Grand Final LRPTN 2012 hari berikutnya berlangsung paralel di Aula Timur dan Aula Barat ITB. Pada hari tersebut dilakukan penjurian final kategori A dengan tema ‘Peman Pemanfaatan Sumber Daya Alam Indonesia Melalui Pengembangan Produk Bahan Kimia Adi Berbasiskan Teknologi Hijau’ dan kategori B dengan tema ‘Pemanfaatan Sumber Daya Alam Indonesia Melalui Pengembangan Industri Bahan Kimia Khusus Berbasiskan Teknologi Hijau’. Para juri dari kalangan praktisi dan akademisi mengkritisi dengan baik seluruh karya peserta dan tentunya memberikan apresiasi serta saran untuk perbaikan ke depannya dengan harapan nantinya rancangan pabrik ini tidak hanya berhenti di atas kertas saja namun dapat pula direalisasikan.

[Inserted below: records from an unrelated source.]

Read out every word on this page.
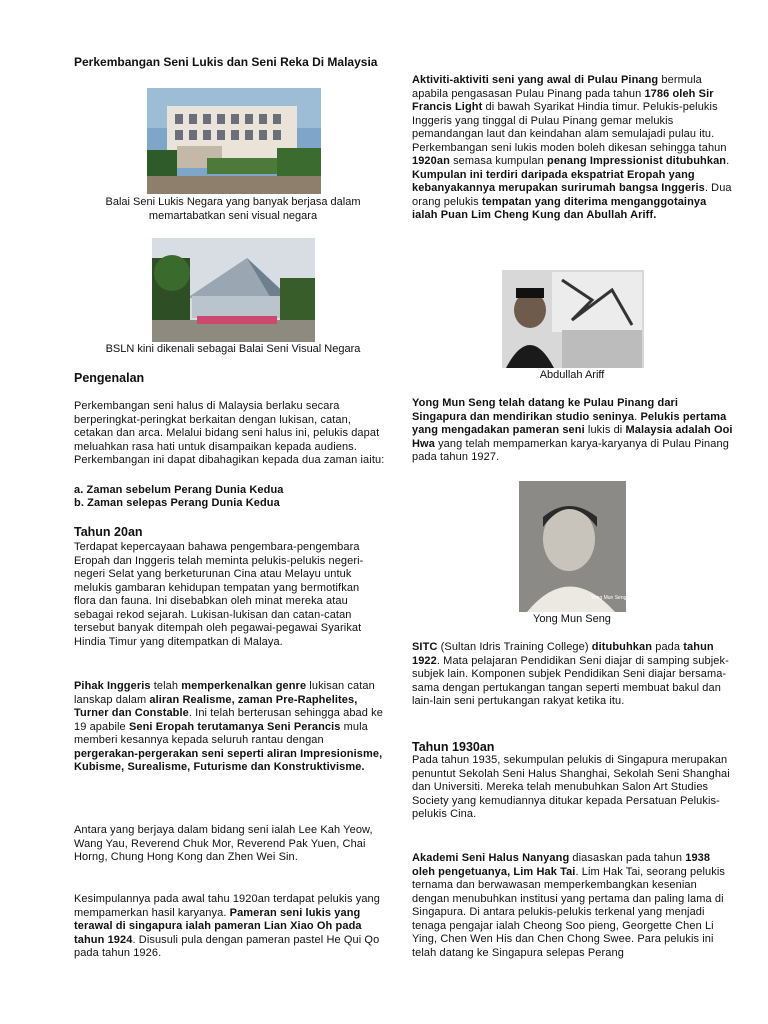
Perkembangan Seni Lukis dan Seni Reka Di Malaysia

Balai Seni Lukis Negara yang banyak berjasa dalam memartabatkan seni visual negara

BSLN kini dikenali sebagai Balai Seni Visual Negara

Pengenalan

Perkembangan seni halus di Malaysia berlaku secara berperingkat-peringkat berkaitan dengan lukisan, catan, cetakan dan arca. Melalui bidang seni halus ini, pelukis dapat meluahkan rasa hati untuk disampaikan kepada audiens. Perkembangan ini dapat dibahagikan kepada dua zaman iaitu:

a. Zaman sebelum Perang Dunia Kedua

b. Zaman selepas Perang Dunia Kedua

Tahun 20an

Terdapat kepercayaan bahawa pengembara-pengembara Eropah dan Inggeris telah meminta pelukis-pelukis negeri-negeri Selat yang berketurunan Cina atau Melayu untuk melukis gambaran kehidupan tempatan yang bermotifkan flora dan fauna. Ini disebabkan oleh minat mereka atau sebagai rekod sejarah. Lukisan-lukisan dan catan-catan tersebut banyak ditempah oleh pegawai-pegawai Syarikat Hindia Timur yang ditempatkan di Malaya.

Pihak Inggeris telah memperkenalkan genre lukisan catan lanskap dalam aliran Realisme, zaman Pre-Raphelites, Turner dan Constable. Ini telah berterusan sehingga abad ke 19 apabile Seni Eropah terutamanya Seni Perancis mula memberi kesannya kepada seluruh rantau dengan pergerakan-pergerakan seni seperti aliran Impresionisme, Kubisme, Surealisme, Futurisme dan Konstruktivisme.

Antara yang berjaya dalam bidang seni ialah Lee Kah Yeow, Wang Yau, Reverend Chuk Mor, Reverend Pak Yuen, Chai Horng, Chung Hong Kong dan Zhen Wei Sin.

Kesimpulannya pada awal tahu 1920an terdapat pelukis yang mempamerkan hasil karyanya. Pameran seni lukis yang terawal di singapura ialah pameran Lian Xiao Oh pada tahun 1924. Disusuli pula dengan pameran pastel He Qui Qo pada tahun 1926.

Aktiviti-aktiviti seni yang awal di Pulau Pinang bermula apabila pengasasan Pulau Pinang pada tahun 1786 oleh Sir Francis Light di bawah Syarikat Hindia timur. Pelukis-pelukis Inggeris yang tinggal di Pulau Pinang gemar melukis pemandangan laut dan keindahan alam semulajadi pulau itu. Perkembangan seni lukis moden boleh dikesan sehingga tahun 1920an semasa kumpulan penang Impressionist ditubuhkan. Kumpulan ini terdiri daripada ekspatriat Eropah yang kebanyakannya merupakan surirumah bangsa Inggeris. Dua orang pelukis tempatan yang diterima menganggotainya ialah Puan Lim Cheng Kung dan Abullah Ariff.

Abdullah Ariff

Yong Mun Seng telah datang ke Pulau Pinang dari Singapura dan mendirikan studio seninya. Pelukis pertama yang mengadakan pameran seni lukis di Malaysia adalah Ooi Hwa yang telah mempamerkan karya-karyanya di Pulau Pinang pada tahun 1927.

Yong Mun Seng (1896-1962)

Yong Mun Seng

SITC (Sultan Idris Training College) ditubuhkan pada tahun 1922. Mata pelajaran Pendidikan Seni diajar di samping subjek-subjek lain. Komponen subjek Pendidikan Seni diajar bersama-sama dengan pertukangan tangan seperti membuat bakul dan lain-lain seni pertukangan rakyat ketika itu.

Tahun 1930an

Pada tahun 1935, sekumpulan pelukis di Singapura merupakan penuntut Sekolah Seni Halus Shanghai, Sekolah Seni Shanghai dan Universiti. Mereka telah menubuhkan Salon Art Studies Society yang kemudiannya ditukar kepada Persatuan Pelukis-pelukis Cina.

Akademi Seni Halus Nanyang diasaskan pada tahun 1938 oleh pengetuanya, Lim Hak Tai. Lim Hak Tai, seorang pelukis ternama dan berwawasan memperkembangkan kesenian dengan menubuhkan institusi yang pertama dan paling lama di Singapura. Di antara pelukis-pelukis terkenal yang menjadi tenaga pengajar ialah Cheong Soo pieng, Georgette Chen Li Ying, Chen Wen His dan Chen Chong Swee. Para pelukis ini telah datang ke Singapura selepas Perang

Pada yang sama, dihelat expo LRPTN 2012 yang diselingi dengan diskusi empat himpunan mahasiswa jurusan: Himpunan Mahasiswa Fisika Teknik (HMFT) ITB, Himpunan Mahasiswa Mesin (HMM) ITB, Himpunan Mahasiswa Teknik Kimia (HIMATEK) ITB, dan Himpunan Mahasiswa Sekolah Ilmu dan Teknologi Hayati (HIMASITH) NYMPHAEA mengenai pengembangan keprofesian dan pengabdian masyarakat masing-masing mengenai biogas. Diskusi ini diharapkan dapat menginisiasi kolaborasi berbagai himpunan mahasiswa jurusan dalam memberikan kontribusi nyata kepada masyarakat melalui pengembangan energi terbarukan dari biogas. Diskusi ini kemudian dilanjutkan dengan pemaparan mengenai industri biogas di Indonesia yang disampaikan oleh pengusaha biogas, Andrias Wiji (alumnus Teknik Kimia 1997).

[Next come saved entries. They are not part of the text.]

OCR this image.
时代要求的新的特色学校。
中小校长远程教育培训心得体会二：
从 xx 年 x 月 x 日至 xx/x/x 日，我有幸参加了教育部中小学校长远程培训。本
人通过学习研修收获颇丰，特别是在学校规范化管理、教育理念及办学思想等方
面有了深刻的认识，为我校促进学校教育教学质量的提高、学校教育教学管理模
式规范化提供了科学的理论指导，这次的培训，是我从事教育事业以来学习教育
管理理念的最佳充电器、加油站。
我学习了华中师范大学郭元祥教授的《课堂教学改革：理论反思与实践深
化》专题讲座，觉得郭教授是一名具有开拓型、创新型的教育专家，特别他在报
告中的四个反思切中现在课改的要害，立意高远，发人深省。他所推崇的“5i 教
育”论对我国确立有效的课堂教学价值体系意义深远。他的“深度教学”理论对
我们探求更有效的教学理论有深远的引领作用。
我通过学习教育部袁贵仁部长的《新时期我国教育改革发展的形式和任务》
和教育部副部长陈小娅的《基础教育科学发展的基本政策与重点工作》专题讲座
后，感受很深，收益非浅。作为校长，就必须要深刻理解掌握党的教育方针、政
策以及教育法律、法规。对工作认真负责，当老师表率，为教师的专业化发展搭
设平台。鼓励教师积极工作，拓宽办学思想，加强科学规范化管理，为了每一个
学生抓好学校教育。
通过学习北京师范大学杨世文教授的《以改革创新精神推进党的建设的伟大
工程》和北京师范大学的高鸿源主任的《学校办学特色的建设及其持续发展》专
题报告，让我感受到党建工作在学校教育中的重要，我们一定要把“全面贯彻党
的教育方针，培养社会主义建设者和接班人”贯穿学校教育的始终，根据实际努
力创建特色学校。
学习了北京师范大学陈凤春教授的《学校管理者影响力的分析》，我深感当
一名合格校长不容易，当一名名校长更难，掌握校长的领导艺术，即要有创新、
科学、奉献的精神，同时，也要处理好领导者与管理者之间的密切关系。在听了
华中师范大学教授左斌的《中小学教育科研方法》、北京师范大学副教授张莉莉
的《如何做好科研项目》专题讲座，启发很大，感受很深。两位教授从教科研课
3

Acara kemudian dilanjutkan dengan yang tidak kalah menarik yaitu talkshow yang menghadirkan tokoh-tokoh inspiratif yang sepak terjangnya sudah diakui publik. Hadir sebagai pembicara Dian Risdianto (Manager Environment & Process Department PT. Sido Muncul, Derom Bangun (Wakil Ketua I Dewan Minyak Sawit Indonesia) dan Nadya Fadila Saib (CEO & founder Wangsa Jelita). Tema yang diangkat untuk talkshow ini adalah ‘Peningkatan Daya Saing Indonesia melalui Inovasi Pengelolaan Sumber Daya Alam’. Berhasil di bidang masing-masing, para pembicara ini telah membuktikan kemampuan mereka untuk berinovasi dalam pengembangan sumber daya alam Indonesia untuk produk-produk mereka.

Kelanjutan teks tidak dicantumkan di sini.